Menstrual cups may be the ‘safer option’ for your next periods

Dipti got her first packet of pads from her first salary. Coming from a financially poor background, her parents could not afford pads when she was growing up, so she had to go for “used cloth” for about seven years of her life. 

Every day, she used to wear the same clothes for hours for seven years. Team UPDEED wishes to discuss a sustainable option that our women may opt for a better healthy future.

“When it comes to menstrual cups, I have to say that the cup needs to be inserted into the vagina. I am asked to send the boys outside when I talk about the insertion. It’s 2022, and it’s high time to normalize menstruation as knowing something about the human body rather than being a gender-specific topic. The time is to move towards sustainability.”

The UPDEED team is introducing you all to Dipti Kashalkar. Dipti is on an All-India Drive to raise awareness on Sustainable Periods with her “Period Cup Cause”.

Daring, right?

Yes, it is. As per Dipti, “Gen Z understands; the barrier comes from our elders in the society, parents, college administrators, and they are not opening the doors for people like me to come and do these kinds of sessions.” “It’s time we talk about menstruation and even sex. There is an age when you tell them about the body; there’s a right age when you tell them about what happens to a female body.” 

“When I start talking about all these things, they say what this girl is doing, what is the need to go and talk about these things in front of everyone. That gives me the kick, and I will not stop because that is what I want to change.” 

“I have worked on the ground, and when I met these girls, I realized how much they need someone like me to come and speak to them about it because they have so many questions, but unfortunately, they are scared to ask. They want someone like me who can come and speak to them with no strings attached.”


Dipti, while talking to the UPDEED team, states, “My goal is not to cover certain km or entire India in a limited period of time; I aim to bring real change in their lives. 

“I got my first packet of pads from my first salary. Coming from a financially poor background, my parents could not afford pads when I was growing up, so I have used cloth for about seven years of my life. Every day, I used to wear the same clothes for hours for seven years. 

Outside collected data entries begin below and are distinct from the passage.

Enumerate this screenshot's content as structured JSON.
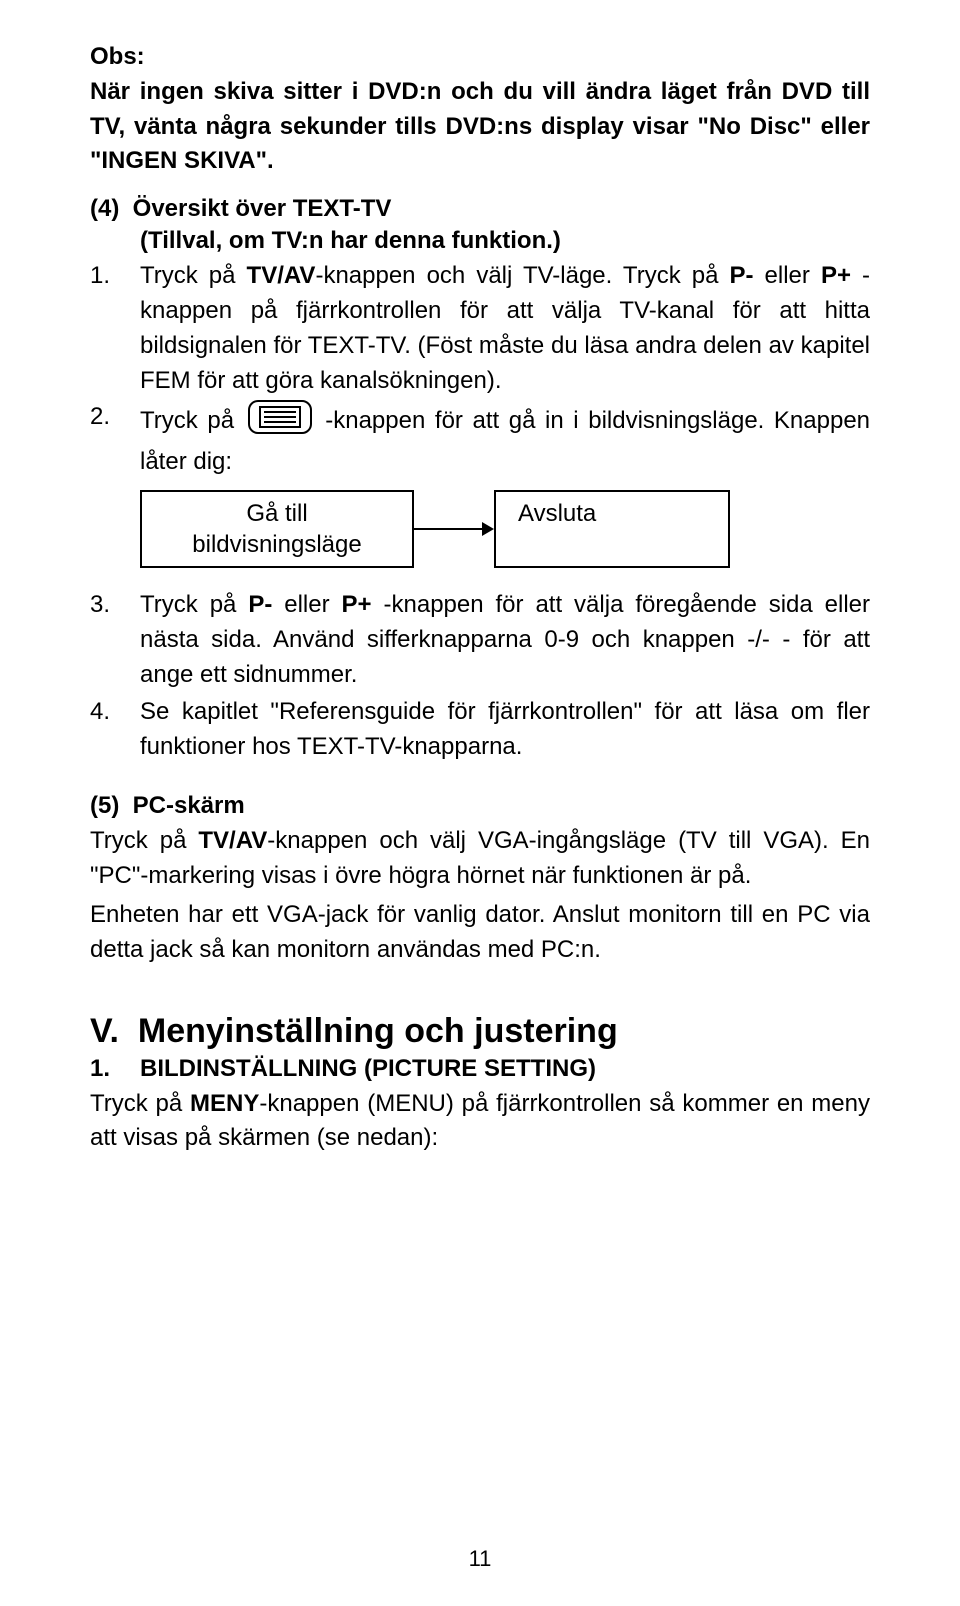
{
  "obs": {
    "heading": "Obs:",
    "text": "När ingen skiva sitter i DVD:n och du vill ändra läget från DVD till TV, vänta några sekunder tills DVD:ns display visar \"No Disc\" eller \"INGEN SKIVA\"."
  },
  "sec4": {
    "title": "(4)  Översikt över TEXT-TV",
    "subtitle": "(Tillval, om TV:n har denna funktion.)",
    "items": [
      {
        "num": "1.",
        "pre": "Tryck på ",
        "bold1": "TV/AV",
        "mid1": "-knappen och välj TV-läge. Tryck på ",
        "bold2": "P-",
        "mid2": " eller ",
        "bold3": "P+",
        "post": " -knappen på fjärrkontrollen för att välja TV-kanal för att hitta bildsignalen för TEXT-TV. (Föst måste du läsa andra delen av kapitel FEM för att göra kanalsökningen)."
      },
      {
        "num": "2.",
        "pre": "Tryck på ",
        "post": "-knappen för att gå in i bildvisningsläge. Knappen låter dig:"
      }
    ],
    "flow": {
      "left1": "Gå till",
      "left2": "bildvisningsläge",
      "right": "Avsluta"
    },
    "items2": [
      {
        "num": "3.",
        "pre": "Tryck på ",
        "bold1": "P-",
        "mid1": " eller ",
        "bold2": "P+",
        "post": " -knappen för att välja föregående sida eller nästa sida. Använd sifferknapparna 0-9 och knappen -/- - för att ange ett sidnummer."
      },
      {
        "num": "4.",
        "text": "Se kapitlet \"Referensguide för fjärrkontrollen\" för att läsa om fler funktioner hos TEXT-TV-knapparna."
      }
    ]
  },
  "sec5": {
    "title": "(5)  PC-skärm",
    "p1_pre": "Tryck på ",
    "p1_bold": "TV/AV",
    "p1_post": "-knappen och välj VGA-ingångsläge (TV till VGA). En \"PC\"-markering visas i övre högra hörnet när funktionen är på.",
    "p2": "Enheten har ett VGA-jack för vanlig dator. Anslut monitorn till en PC via detta jack så kan monitorn användas med PC:n."
  },
  "chapterV": {
    "heading": "V.  Menyinställning och justering",
    "sub_num": "1.",
    "sub_title": "BILDINSTÄLLNING (PICTURE SETTING)",
    "body_pre": "Tryck på ",
    "body_bold": "MENY",
    "body_post": "-knappen (MENU) på fjärrkontrollen så kommer en meny att visas på skärmen (se nedan):"
  },
  "pagenum": "11"
}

I got an infection in my vulva that greatly impacted my health.”

Tearing taboos 

Another myth in society is an unmarried girl cannot go to a gynaecologist – if an unmarried girl is going to a gynaecologist, something is fishy. I told my mother, and she was like, it happens with everyone, don’t worry –  “Shaadi ke baad sb thik hojaaega.”

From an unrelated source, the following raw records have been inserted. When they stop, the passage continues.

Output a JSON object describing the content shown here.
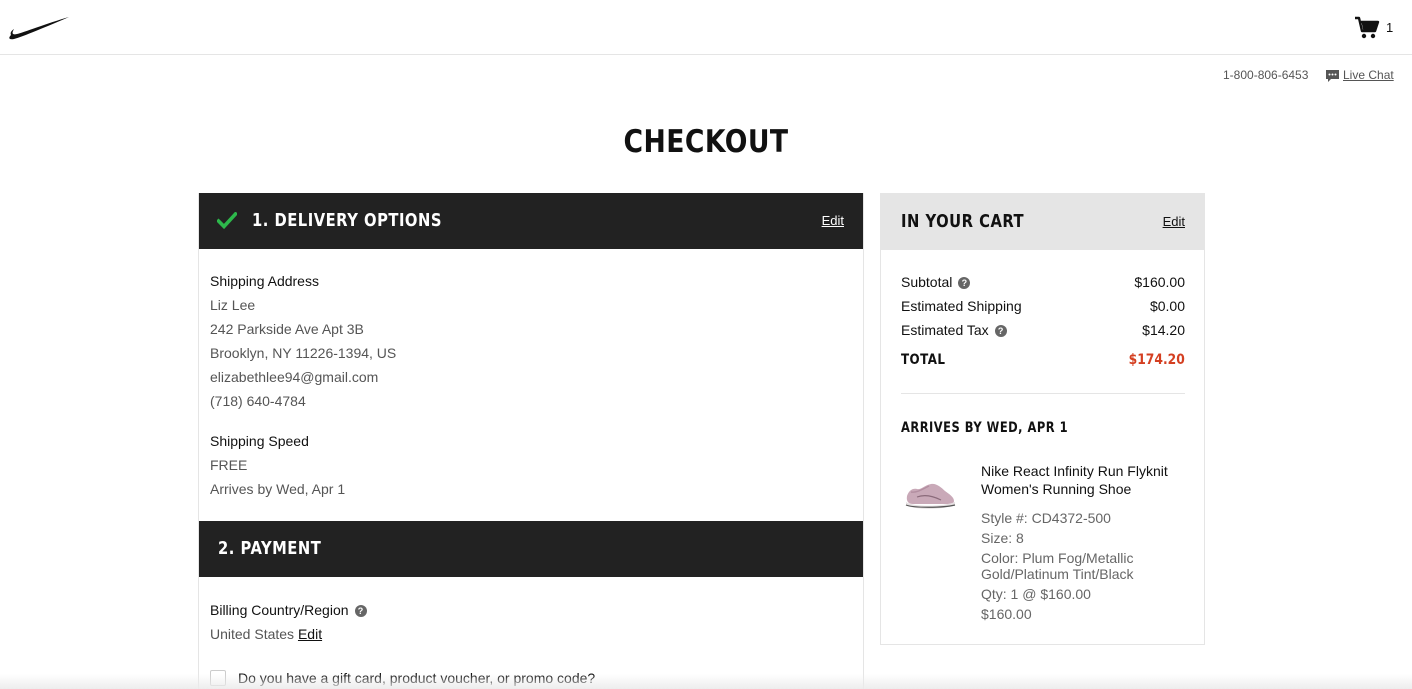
{
  "header": {
    "brand": "Nike",
    "cart_count": "1"
  },
  "support": {
    "phone": "1-800-806-6453",
    "live_chat": "Live Chat"
  },
  "page_title": "CHECKOUT",
  "delivery": {
    "heading": "1. DELIVERY OPTIONS",
    "edit": "Edit",
    "shipping_address_label": "Shipping Address",
    "name": "Liz Lee",
    "street": "242 Parkside Ave Apt 3B",
    "city_state": "Brooklyn, NY 11226-1394, US",
    "email": "elizabethlee94@gmail.com",
    "phone": "(718) 640-4784",
    "shipping_speed_label": "Shipping Speed",
    "speed": "FREE",
    "arrives": "Arrives by Wed, Apr 1"
  },
  "payment": {
    "heading": "2. PAYMENT",
    "billing_label": "Billing Country/Region",
    "billing_value": "United States",
    "billing_edit": "Edit",
    "gift_label": "Do you have a gift card, product voucher, or promo code?"
  },
  "cart": {
    "heading": "IN YOUR CART",
    "edit": "Edit",
    "subtotal_label": "Subtotal",
    "subtotal": "$160.00",
    "shipping_label": "Estimated Shipping",
    "shipping": "$0.00",
    "tax_label": "Estimated Tax",
    "tax": "$14.20",
    "total_label": "TOTAL",
    "total": "$174.20",
    "arrives_heading": "ARRIVES BY WED, APR 1",
    "product": {
      "name": "Nike React Infinity Run Flyknit Women's Running Shoe",
      "style": "Style #: CD4372-500",
      "size": "Size: 8",
      "color": "Color: Plum Fog/Metallic Gold/Platinum Tint/Black",
      "qty": "Qty: 1 @ $160.00",
      "price": "$160.00"
    }
  },
  "colors": {
    "header_dark": "#222222",
    "total_red": "#d43f21",
    "check_green": "#2db84b"
  }
}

When I decided to go for an all-India drive for menstrual cups, I haven’t followed anyone blindly and tried on my own. I find it comfortable, sustainable and highly cost-effective. 

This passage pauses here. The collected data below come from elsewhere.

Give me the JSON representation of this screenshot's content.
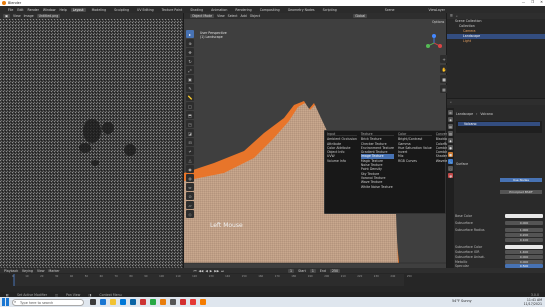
{
  "window": {
    "title": "Blender",
    "controls": [
      "—",
      "❐",
      "✕"
    ]
  },
  "menubar": {
    "menus": [
      "File",
      "Edit",
      "Render",
      "Window",
      "Help"
    ],
    "workspaces": [
      "Layout",
      "Modeling",
      "Sculpting",
      "UV Editing",
      "Texture Paint",
      "Shading",
      "Animation",
      "Rendering",
      "Compositing",
      "Geometry Nodes",
      "Scripting"
    ],
    "active_workspace": "Layout",
    "scene_label": "Scene",
    "view_layer_label": "ViewLayer"
  },
  "image_editor": {
    "view_label": "View",
    "image_label": "Image",
    "image_name": "Untitled.png"
  },
  "viewport": {
    "mode": "Object Mode",
    "menus": [
      "View",
      "Select",
      "Add",
      "Object"
    ],
    "orientation": "Global",
    "options_label": "Options",
    "overlay_line1": "User Perspective",
    "overlay_line2": "(1) Landscape",
    "keystroke_label": "Left Mouse"
  },
  "add_menu": {
    "columns": [
      {
        "header": "Input",
        "items": [
          "Ambient Occlusion",
          "Attribute",
          "Color Attribute",
          "Object Info",
          "UVW",
          "Volume Info"
        ]
      },
      {
        "header": "Texture",
        "items": [
          "Brick Texture",
          "Checker Texture",
          "Environment Texture",
          "Gradient Texture",
          "Image Texture",
          "Magic Texture",
          "Noise Texture",
          "Point Density",
          "Sky Texture",
          "Voronoi Texture",
          "Wave Texture",
          "White Noise Texture"
        ],
        "highlighted": "Image Texture"
      },
      {
        "header": "Color",
        "items": [
          "Bright/Contrast",
          "Gamma",
          "Hue Saturation Value",
          "Invert",
          "Mix",
          "RGB Curves"
        ]
      },
      {
        "header": "Converter",
        "items": [
          "Blackbody",
          "ColorRamp",
          "Combine HSV",
          "Combine RGB",
          "Shader to RGB",
          "Wavelength"
        ]
      }
    ]
  },
  "outliner": {
    "title": "Scene Collection",
    "items": [
      "Collection",
      "Camera",
      "Landscape",
      "Light"
    ]
  },
  "properties": {
    "object_name": "Landscape",
    "material_name": "Volcano",
    "material_slot": "Volcano",
    "surface_label": "Surface",
    "use_nodes_label": "Use Nodes",
    "shader_label": "Principled BSDF",
    "rows": [
      {
        "label": "Base Color",
        "value": ""
      },
      {
        "label": "Subsurface",
        "value": "0.000"
      },
      {
        "label": "Subsurface Radius",
        "value": "1.000"
      },
      {
        "label": "",
        "value": "0.200"
      },
      {
        "label": "",
        "value": "0.100"
      },
      {
        "label": "Subsurface Color",
        "value": ""
      },
      {
        "label": "Subsurface IOR",
        "value": "1.400"
      },
      {
        "label": "Subsurface Anisot.",
        "value": "0.000"
      },
      {
        "label": "Metallic",
        "value": "0.000"
      },
      {
        "label": "Specular",
        "value": "0.500"
      },
      {
        "label": "Specular Tint",
        "value": "0.000"
      }
    ]
  },
  "timeline": {
    "menus": [
      "Playback",
      "Keying",
      "View",
      "Marker"
    ],
    "current_frame": "1",
    "start_label": "Start",
    "start_value": "1",
    "end_label": "End",
    "end_value": "250",
    "ticks": [
      "0",
      "10",
      "20",
      "30",
      "40",
      "50",
      "60",
      "70",
      "80",
      "90",
      "100",
      "110",
      "120",
      "130",
      "140",
      "150",
      "160",
      "170",
      "180",
      "190",
      "200",
      "210",
      "220",
      "230",
      "240",
      "250"
    ]
  },
  "statusbar": {
    "items": [
      "Set Active Modifier",
      "Pan View",
      "Context Menu"
    ],
    "version": "3.0.0"
  },
  "taskbar": {
    "search_placeholder": "Type here to search",
    "weather": "54°F Sunny",
    "time": "11:41 AM",
    "date": "11/17/2021"
  },
  "colors": {
    "accent": "#4772b3",
    "terrain": "#e8752a",
    "active_item": "#334d80"
  }
}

Additionally, a woman will get her periods for at least 35 years of her life, and every month she will use two packs of pads, so every month, she’s spending close to 100 bucks, so ₹35,000 in their entire lifetime. If menstrual cups are introduced,  the cost will come down even if you use the most expensive one, which is ₹1000. It will take 4 cups in a lifetime. 4 cups are 4000 rupees, and one cup will go for eight years.

Message to all

Finally, I always say – to ask questions about the misconceptions that women can’t enter the temples, kitchen or anything. There might be some scientific reasons, but at least ask. I’m not forcing the child; just understand that if your child feels there is a logical reason to it, she can follow; if she doesn’t feel she can not follow it, don’t force people to follow it just because you have been blindly following it for so many generations. This has to stop.